Морозов обратился к киношникам:

— Вы потом как-нибудь смонтируете… я вам несколько слов скажу, но потом, вы извините, мне придется остаться одному. — Он закурил. — Итак. Стройка-гигант — это правильно. Невиданные темпы у нас, я подчеркиваю — у нас! — тоже верно. И все! Остановились! Многие наши министерства просто не готовы к такой работе, к такому темпу. Нам нужны специальные профили металла. Где взять? Минчермет не имеет. Рессоры, коленчатые валы повышенной износоустойчивости — где взять?! А где взять пластмассу? Минхимпром не дает ответа. А аккумуляторы? А кто нам даст колеса? Резину? Повезут из Омска! Вместо того чтобы тут, рядом, поторопить строительство завода. Нефть, газ — все есть! Нет серого вещества! И золотых рук! — Морозов усмехнулся. — Мы все любим метафоры. Так вот. Нету!..

Киноаппарат жужжал, Энвер сидел, оцепенело глядя на киножурналистов с безразличными лицами. Наверняка ничего из этого не выйдет. Здесь было так сухо и тепло, можно уснуть…

А зачем Энвер пришел к Морозову? Суть дела была в следующем.

На стройке две крупные организации — строители и механизаторы, ОС и ОМ. Обычно у них свои задачи, свои планы. Но есть работы, которые приходится делать совместно. Строители руководят механизаторами. Получилось что-то вроде комплексных бригад, в состав которых входят люди из совершенно разных организаций. Чтобы не гонять машины туда-сюда, в прошлом году по просьбе высшего руководства ОМ оставило много своей техники с людьми прямо на стройплощадках ОС. Но ОС плохо использовало механизмы. Гнало рубль. Кубометр земли стоит, скажем, девяносто копеек или тот же рубль. А кубометр бетона — сто тридцать рублей. Зачем копать землю?! Возили на машинах бетон, железо, всякую всячину. Неприспособленные машины развалились. Экскаваторы стояли без работы… И стройка несла громадные убытки. В конце концов ОС было вынуждено вернуть механизмы, но много людей, первоклассных специалистов, обученных в ОМ, остались в ОС. Почему? В ОМ — пятьдесят тысяч народу, а в ОС — десяток. Там они раньше квартиры получат… Ну бог с ними. Сейчас речь не о том. Начались дожди. Машинам трудно работать. А на носу зима. Начнет отказывать гидравлика, будет промерзать почва, на морозе бур плохо берет, бетон застывает неровно, метель мешает подъездам… В итоге — нет опережения графика по буронабивным сваям. А ОС избаловано — привыкли к опережению. И теперь начинают поговаривать, что отстают из-за механизаторов… И снова просят, как год назад, чтобы им отдали все механизмы с людьми. Это специалисты! А что? И переманят!

— Вы что-то хотели сказать? — услышал Энвер голос Морозова.

Киношники уходили. В кабинете стало темно, только лампа с абажуром на столе. Энвер вскочил, потер лоб. Не без задней мысли сказал:

— Да вы, наверное, уже прочли все мои мысли…

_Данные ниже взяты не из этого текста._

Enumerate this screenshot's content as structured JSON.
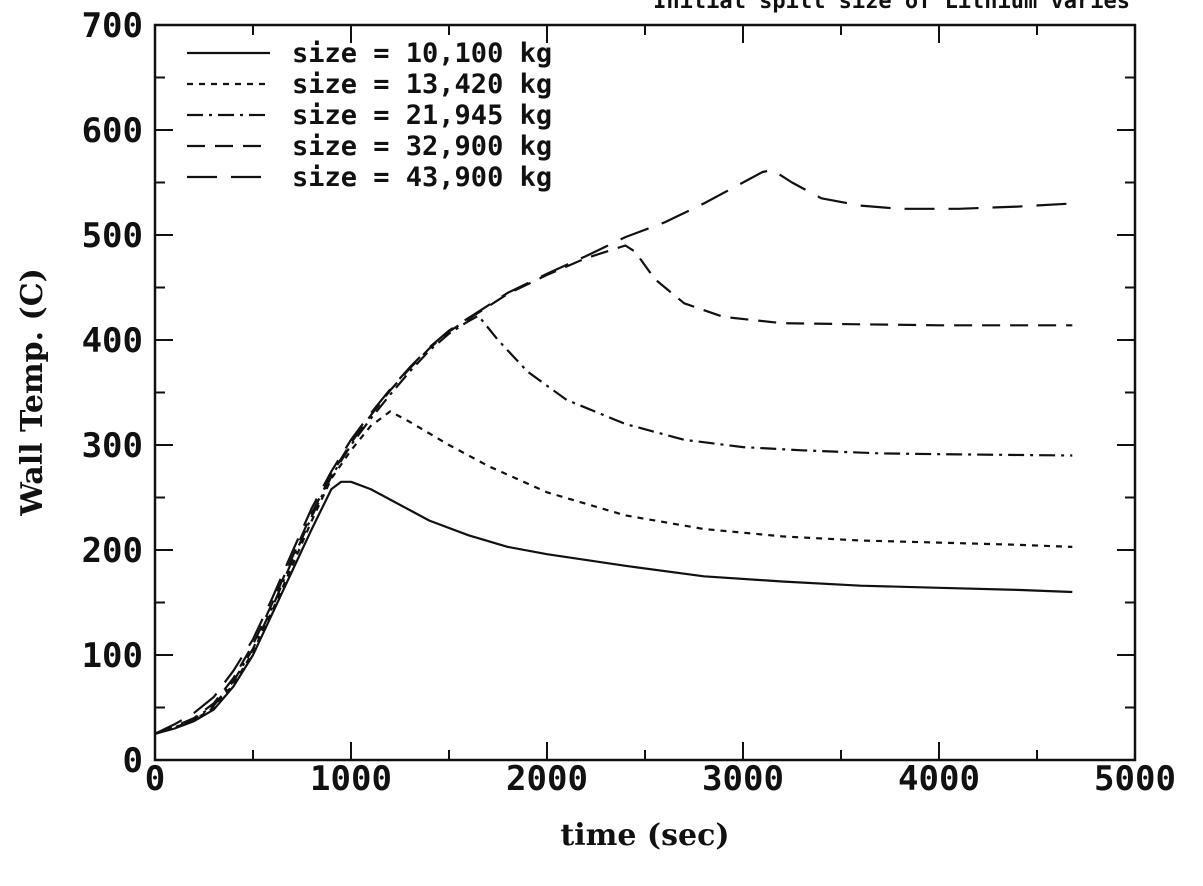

Морозов помолчал. Секретарша внесла фарфоровые чашки, чайник, сахарницу и серебряные ложечки с витыми черно-серыми ручками.

— Прошу! Как здоровье? Не гриппуете?

— Нет, Анатолий Валентинович. А как вы?/

— Хава ева, как говорят англичане. Гнилой Запад лежит вповалку… Ну что у вас? Неплохо, говорят, живете? Можно только хвалить. Другим хуже.

Горяев насторожился. «Другим? — хотел он спросить с невинной улыбкой, но лицо не слушалось, сил уже не было играть. — Разные другие есть. Кому-то и в самом деле хуже. А кто-то, может, сам виноват. И хотят выехать за счет других…» Но ничего этого с тонкой улыбкой не сказал Горяев, а простодушно пожаловался:

— Строители просят, чтобы мы снова, как в прошлом году, отдали им механизмы с людьми… Говорят, из-за нас отстают. А помните, Анатолий Валентинович, они брали? Сели в лужу! И нас посадили!

— Довольно мерзкое выражение, — с улыбкой заметил Морозов.

— Простите… — смутился Энвер и продолжал. — Уж на что трубоукладчик «кательпидер» американский — его из пушки бей, не разобьешь! — вернули — стыдно обменивать по гарантии, хотя всего год работала машина.

— Ваши же люди работали, — мягко заметил Морозов.

— Это неизвестно! Мы же не видели, наши или не наши! Не может быть, чтобы наши так! Почему тогда они у нас так не работали? А перешли туда и стали так работать?.. Вот. Из шестисот специалистов мы обратно получили сорок два.

— А что же эти остались? — иронически в нос пропел Морозов. — Если они так любили технику… и родное руководство ОМ?

— Квартира.

— Ага. Понятно, — сказал Морозов, хотя, конечно, прекрасно знал сам. — Спасибо.

«Сейчас ругаться будет», — испугался Энвер. Но Морозов, видимо, сдержал гнев. Может быть, из-за того, что парторг защитил сегодня Кирамова. И Энверу стало не по себе.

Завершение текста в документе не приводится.